Why is there no takeWhileEnd ?

filter :: condition -> list -> filtered-list

The filter function selects all elements from a list which satisfy a given condition (predicate).

Tip

This function is unfortunately named, because filter could mean either the act of selecting, or the act of removing elements based on a condition. I still get confused about which it is!

-- select all even elements from a list
filter (\x -> x `mod` 2 == 0) [1..20]
-- A more complex example that uses `filter` as well as `null`
let users = [("Saurabh", 35), ("John", 45), ("Trump", 105), ("Biden", 88), ("Doe", -5)]
    incorrectAge = filter (\(_, age) -> age < 1 || age > 100) users
in if (null incorrectAge)
   then Right users
   else Left $ "Multiple users seem to have an incorrect age: " <> show incorrectAge

take :: number-of-elements-to-take -> list -> shorter-list

take is used to take the first N elements from the beginning of a list. If N is greater than the list's length, this function will NOT throw an error. It will simply return the entire list.

-- Simple example
let x = [1, 5, 20, 77, 45, 67]
in take 3 x
-- `N` is greater than the list length
let x = [1, 5, 20, 77, 45, 67]
in take 10 x

Tip

If you'd like to look at just the first element of the list, use one of the following methods instead:

  • Pattern match on the first element
  • null - if you just want to check if the list is non-empty.
  • uncons - if you want to split the list into it's "head" (first element) and "tail" (remaining elements)
  • head - Caution: Use this if, and only if, you are 100% sure that the list is non-empty. This function is infamously unsafe, and will throw an error on empty lists.

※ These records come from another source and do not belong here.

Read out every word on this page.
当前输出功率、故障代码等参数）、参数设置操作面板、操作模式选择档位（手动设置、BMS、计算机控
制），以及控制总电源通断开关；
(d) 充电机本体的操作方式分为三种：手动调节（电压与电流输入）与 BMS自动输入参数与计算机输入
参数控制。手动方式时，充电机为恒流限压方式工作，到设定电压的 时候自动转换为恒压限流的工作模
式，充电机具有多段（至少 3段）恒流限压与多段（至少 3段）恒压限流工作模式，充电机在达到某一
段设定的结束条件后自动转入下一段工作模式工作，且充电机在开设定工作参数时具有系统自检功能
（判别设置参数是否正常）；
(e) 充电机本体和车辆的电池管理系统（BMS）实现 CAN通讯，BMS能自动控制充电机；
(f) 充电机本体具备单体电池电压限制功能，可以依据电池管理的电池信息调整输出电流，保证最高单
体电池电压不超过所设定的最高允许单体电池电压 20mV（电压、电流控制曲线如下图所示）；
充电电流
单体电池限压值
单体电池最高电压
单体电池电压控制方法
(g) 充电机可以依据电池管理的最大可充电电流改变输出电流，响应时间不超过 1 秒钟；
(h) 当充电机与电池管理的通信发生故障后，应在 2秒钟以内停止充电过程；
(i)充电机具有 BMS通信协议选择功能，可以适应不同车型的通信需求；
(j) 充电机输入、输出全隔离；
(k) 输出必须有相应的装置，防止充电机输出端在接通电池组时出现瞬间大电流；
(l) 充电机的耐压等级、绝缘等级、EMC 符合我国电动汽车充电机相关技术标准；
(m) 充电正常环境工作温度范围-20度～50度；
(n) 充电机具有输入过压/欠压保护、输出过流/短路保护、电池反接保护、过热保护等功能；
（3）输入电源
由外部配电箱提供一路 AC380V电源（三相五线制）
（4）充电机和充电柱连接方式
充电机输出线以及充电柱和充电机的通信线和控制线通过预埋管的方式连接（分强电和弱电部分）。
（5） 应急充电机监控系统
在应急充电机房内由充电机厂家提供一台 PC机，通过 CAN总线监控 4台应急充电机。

drop :: number-of-elements-to-drop -> list -> shorter-list

drop removes the first N elements from a given list. If N is greater that the list's length, an empty list will be returned.

takeWhile :: condition -> list -> shorter-list

Keep taking (selecting) elements from the beginning of a list as long as the given condition holds true.

Here's how you can keep selecting Chars till you encounter a ,:

-- keep selecting elements from a [Char] till we encounter a comma
takeWhile (\x -> x /= ',') ['H', 'e', 'l', 'l', 'o', ',', 'W', 'o', 'r', 'l', 'd']

Same example, but using the familar syntax of writing a String, which is a type-synonm for [Char]

-- keep selecting elements from a [Char] till we encounter a comma
takeWhile (\x -> x /= ',') "Hello,World"

Same example, but in point-free syntax:

-- keep selecting elements from a [Char] till we encounter a comma
takeWhile (/= ',') "Hello,World"

dropWhile :: condition -> list -> shorter-list

dropWhile is similar to takeWhile, but instead of selecting elements based on the given condition, it removes them from the beginning of the list instead.

dropWhileEnd :: condition -> list -> shorter-list

dropWhileEnd is similar to dropWhile, but instead of removing elements from the beginning of the list, it removes them from the end instead.